With its great red sandstone formations piercing the big Arizona sky in a series of cathedral-like spires, it’s no surprise that Sedona has long attracted a near-religious level of reverence. And that’s not just among new-age spiritualists, with Jeep tours, hikes and hot-air balloon rides offering outdoors lovers truly moving views of its otherworldly landscape. Return to the art galleries and gourmet restaurants of its welcoming town, watched over by those omnipresent red cliffs.
Canyon de Chelly National Monument
For five millennia, people have called the rugged gorges of Canyon de Chelly home. And, you’ll quickly see why, with its beautifully barren ochre crags offset with surprising hidden-valley verdure that’s still farmed by the Navajo people to this day. The landmark, 800-foot-tall Spider Rock spire and its rippling canyon surrounds are an obvious highlight, as are the thousand-year-old White House Ruins – ancient dwellings built by Ancestral Puebloans in around 1060 ad – but look a little closer and you’ll discover unique prehistoric rock art, too.
Monument Valley Navajo Tribal Park
Quite literally, this is the Old West of the silver screen, with Monument Valley’s towering buttes having starred in everything from The Lone Star Ranger and Billy the Kid to a litany of John Wayne classics. In among these sandstone towers, you’ll also discover Navajo beliefs that exist to this today, with members of the Navajo Nation – America’s largest tribe – offering insightful guided tours. There’s even evidence of the ancient Puebloan people that called this place home centuries ago.
A labyrinthine series of flooded canyons, Lake Powell’s crisp blue dramatically contrasts with the region’s red rock to create a stunningly Martian landscape. Then, after exploring its rabbit warren of waterways on boating, Jet-Skiing and hiking adventures, there’s plenty more in its surroundings. Glen Canyon Dam is an engineering marvel. Walking through Antelope Canyon’s rippled slot maze is like stepping onto another planet. And, Horseshoe Bend is a natural treasure, where the mighty Colorado River coils back on itself, beset by great, 1,000-foot cliffs.

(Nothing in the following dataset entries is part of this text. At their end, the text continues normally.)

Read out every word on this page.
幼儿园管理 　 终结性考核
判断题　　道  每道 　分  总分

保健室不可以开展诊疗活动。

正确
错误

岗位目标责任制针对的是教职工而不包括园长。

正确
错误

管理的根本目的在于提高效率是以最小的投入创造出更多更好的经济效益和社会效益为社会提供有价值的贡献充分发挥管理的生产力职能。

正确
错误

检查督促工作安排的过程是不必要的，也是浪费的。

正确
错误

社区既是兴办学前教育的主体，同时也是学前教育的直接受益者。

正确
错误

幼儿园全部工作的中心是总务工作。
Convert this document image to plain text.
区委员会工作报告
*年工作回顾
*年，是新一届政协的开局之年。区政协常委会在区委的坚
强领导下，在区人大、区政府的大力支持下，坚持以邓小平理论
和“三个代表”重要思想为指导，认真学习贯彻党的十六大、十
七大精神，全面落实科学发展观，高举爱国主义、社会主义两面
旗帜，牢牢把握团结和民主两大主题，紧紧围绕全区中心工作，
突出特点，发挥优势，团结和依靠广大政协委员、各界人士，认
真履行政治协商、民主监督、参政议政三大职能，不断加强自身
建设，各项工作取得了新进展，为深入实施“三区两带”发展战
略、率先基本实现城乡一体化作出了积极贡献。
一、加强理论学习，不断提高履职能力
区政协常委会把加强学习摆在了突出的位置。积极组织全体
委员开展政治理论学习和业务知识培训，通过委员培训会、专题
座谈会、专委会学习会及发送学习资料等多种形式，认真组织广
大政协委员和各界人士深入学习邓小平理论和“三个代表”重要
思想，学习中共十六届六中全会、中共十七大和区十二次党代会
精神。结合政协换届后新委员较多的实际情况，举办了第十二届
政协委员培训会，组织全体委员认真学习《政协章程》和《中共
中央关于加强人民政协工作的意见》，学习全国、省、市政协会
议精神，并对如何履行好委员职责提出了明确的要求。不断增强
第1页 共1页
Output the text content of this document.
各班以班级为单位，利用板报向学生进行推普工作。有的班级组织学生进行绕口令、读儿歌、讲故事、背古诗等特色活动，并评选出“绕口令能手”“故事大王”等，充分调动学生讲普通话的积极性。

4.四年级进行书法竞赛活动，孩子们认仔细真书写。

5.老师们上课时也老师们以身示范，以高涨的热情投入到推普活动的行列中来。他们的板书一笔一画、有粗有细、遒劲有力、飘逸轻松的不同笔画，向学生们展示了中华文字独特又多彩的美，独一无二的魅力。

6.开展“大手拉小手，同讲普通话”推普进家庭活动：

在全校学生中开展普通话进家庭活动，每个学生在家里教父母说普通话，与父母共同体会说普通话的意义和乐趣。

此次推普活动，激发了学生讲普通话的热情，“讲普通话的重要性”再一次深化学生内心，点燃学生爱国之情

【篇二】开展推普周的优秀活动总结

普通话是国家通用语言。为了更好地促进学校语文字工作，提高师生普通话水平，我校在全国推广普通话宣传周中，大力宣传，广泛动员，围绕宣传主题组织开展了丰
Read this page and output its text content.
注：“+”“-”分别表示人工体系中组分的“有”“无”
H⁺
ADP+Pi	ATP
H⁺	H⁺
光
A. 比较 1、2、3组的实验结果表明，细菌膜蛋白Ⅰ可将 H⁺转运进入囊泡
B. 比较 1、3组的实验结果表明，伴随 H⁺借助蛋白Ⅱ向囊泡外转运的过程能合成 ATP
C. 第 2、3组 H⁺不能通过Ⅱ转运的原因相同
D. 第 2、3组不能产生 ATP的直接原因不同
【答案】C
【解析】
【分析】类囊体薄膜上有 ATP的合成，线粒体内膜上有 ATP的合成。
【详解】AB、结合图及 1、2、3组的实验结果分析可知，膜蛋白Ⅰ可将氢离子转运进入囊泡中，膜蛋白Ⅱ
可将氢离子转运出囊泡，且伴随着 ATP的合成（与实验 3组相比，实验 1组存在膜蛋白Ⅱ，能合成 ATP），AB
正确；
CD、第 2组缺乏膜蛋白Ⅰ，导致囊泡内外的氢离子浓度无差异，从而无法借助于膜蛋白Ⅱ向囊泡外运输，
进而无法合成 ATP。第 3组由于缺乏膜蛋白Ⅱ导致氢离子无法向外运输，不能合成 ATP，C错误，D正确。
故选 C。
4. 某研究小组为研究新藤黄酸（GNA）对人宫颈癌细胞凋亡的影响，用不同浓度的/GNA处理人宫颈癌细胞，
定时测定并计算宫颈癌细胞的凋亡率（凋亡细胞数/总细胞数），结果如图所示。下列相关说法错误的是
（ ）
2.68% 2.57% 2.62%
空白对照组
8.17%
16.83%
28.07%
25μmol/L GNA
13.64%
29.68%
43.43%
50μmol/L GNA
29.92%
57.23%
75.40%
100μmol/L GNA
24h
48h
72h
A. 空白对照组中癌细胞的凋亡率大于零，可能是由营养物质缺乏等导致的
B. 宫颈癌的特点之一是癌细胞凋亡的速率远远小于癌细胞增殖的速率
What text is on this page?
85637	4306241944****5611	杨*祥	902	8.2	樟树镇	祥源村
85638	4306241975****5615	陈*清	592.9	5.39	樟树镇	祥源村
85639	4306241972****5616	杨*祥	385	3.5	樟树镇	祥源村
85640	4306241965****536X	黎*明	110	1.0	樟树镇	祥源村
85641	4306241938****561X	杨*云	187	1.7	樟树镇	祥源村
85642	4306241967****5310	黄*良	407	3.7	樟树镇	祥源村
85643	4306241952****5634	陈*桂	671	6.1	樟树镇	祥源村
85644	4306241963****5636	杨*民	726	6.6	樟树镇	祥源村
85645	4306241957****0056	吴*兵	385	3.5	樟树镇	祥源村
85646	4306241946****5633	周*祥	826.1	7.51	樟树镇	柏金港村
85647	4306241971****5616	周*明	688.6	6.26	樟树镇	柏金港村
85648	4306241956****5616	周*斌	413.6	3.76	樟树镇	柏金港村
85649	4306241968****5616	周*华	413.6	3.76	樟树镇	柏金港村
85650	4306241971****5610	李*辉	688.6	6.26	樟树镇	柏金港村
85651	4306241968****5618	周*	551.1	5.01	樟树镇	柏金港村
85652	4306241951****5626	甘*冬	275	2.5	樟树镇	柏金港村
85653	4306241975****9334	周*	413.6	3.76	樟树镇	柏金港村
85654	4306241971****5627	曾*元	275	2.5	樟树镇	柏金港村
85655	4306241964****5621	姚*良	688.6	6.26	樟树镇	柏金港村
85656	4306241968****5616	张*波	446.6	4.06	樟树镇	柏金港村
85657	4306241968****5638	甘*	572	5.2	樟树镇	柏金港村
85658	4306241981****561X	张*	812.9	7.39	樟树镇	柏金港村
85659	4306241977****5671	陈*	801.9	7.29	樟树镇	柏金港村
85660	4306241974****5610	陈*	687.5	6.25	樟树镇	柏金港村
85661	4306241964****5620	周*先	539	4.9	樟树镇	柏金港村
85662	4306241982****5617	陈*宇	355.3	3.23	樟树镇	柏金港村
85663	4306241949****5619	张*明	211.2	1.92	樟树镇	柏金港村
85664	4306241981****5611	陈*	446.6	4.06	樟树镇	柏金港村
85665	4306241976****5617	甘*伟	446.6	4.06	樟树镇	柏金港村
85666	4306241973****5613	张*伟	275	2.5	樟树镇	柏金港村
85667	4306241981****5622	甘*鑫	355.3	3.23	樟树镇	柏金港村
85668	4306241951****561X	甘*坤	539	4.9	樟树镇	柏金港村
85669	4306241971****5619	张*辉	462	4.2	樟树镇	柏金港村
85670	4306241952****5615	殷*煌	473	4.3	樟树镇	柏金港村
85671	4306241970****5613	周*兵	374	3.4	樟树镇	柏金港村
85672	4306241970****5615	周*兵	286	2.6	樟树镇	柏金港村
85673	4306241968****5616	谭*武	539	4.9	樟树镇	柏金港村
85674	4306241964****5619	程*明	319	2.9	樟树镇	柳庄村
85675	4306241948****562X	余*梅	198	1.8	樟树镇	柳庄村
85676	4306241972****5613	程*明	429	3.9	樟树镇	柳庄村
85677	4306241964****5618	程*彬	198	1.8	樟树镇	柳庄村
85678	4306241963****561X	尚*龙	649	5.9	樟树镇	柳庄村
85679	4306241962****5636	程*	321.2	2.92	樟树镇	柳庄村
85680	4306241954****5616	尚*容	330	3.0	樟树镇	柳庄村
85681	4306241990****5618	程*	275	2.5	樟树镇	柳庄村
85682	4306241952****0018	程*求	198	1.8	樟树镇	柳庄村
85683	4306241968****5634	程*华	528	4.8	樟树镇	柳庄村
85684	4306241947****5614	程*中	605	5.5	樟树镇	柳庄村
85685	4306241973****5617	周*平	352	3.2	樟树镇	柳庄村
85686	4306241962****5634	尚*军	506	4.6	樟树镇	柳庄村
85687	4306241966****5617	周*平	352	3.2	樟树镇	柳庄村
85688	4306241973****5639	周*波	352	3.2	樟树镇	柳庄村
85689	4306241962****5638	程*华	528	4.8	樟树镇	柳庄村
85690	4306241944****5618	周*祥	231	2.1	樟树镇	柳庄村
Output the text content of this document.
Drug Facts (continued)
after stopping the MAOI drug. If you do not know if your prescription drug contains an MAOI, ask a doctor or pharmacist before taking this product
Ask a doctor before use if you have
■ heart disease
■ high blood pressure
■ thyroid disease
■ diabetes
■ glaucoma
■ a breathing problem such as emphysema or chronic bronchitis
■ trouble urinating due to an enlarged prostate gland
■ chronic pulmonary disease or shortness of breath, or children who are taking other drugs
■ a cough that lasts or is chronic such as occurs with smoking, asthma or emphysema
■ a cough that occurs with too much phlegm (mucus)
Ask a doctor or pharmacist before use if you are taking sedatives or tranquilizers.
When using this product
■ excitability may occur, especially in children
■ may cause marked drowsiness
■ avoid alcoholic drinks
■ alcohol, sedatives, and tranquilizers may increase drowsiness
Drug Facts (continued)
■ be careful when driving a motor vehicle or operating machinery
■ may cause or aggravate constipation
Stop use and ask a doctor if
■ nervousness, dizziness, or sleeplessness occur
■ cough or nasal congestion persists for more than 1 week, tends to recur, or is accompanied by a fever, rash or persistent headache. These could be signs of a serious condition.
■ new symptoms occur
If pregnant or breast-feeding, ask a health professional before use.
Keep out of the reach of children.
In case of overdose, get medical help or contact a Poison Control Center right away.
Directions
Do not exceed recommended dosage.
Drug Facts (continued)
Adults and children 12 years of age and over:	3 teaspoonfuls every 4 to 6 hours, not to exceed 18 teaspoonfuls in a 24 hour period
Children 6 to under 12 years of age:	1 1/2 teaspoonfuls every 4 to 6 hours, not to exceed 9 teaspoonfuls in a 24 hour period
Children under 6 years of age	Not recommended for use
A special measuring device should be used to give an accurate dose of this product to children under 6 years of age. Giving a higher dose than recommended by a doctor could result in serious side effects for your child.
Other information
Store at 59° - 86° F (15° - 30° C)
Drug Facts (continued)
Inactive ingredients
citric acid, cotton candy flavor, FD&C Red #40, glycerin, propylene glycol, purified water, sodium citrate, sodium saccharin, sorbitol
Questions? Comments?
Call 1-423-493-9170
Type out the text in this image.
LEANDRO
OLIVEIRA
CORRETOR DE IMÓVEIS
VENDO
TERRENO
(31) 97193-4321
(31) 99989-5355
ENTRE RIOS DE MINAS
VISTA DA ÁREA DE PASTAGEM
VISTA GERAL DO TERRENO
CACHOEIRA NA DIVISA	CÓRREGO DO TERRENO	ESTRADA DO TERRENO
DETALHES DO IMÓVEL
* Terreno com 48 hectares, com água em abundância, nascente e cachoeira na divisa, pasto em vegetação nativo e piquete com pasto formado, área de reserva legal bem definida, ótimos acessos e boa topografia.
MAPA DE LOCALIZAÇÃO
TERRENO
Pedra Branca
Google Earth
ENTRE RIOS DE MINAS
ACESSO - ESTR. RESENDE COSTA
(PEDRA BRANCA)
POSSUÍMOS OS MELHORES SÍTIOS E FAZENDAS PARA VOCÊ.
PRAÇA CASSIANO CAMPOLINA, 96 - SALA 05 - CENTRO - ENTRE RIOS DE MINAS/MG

Something of an oasis town in the desert, Scottsdale is the perfect end to an Arizona adventure. Here, world-class resorts and spas are on hand to soothe after a few days on the road, while golf courses and a walkable old town of boutiques, restaurants and galleries offer a different kind of therapy. However, if you haven’t quite had your fill of exploration, there’s winding hiking and biking trails along the red-rock buttes of Papago Park
As Arizona’s star turn, this UNESCO-listed site and natural wonder of the world needs little introduction. But, it’s worth mentioning that there’s plenty of different ways to appreciate it, depending on your tastes. Drives along its southern rim offer magnificently varied overviews and, perhaps crucially, iconic sunsets. Hikes along the rim – or even strenuous ones to the canyon floor – bring you right among its layered rocks, while helicopter flights offer a full, aerial appreciation of the canyon’s sheer magnitude.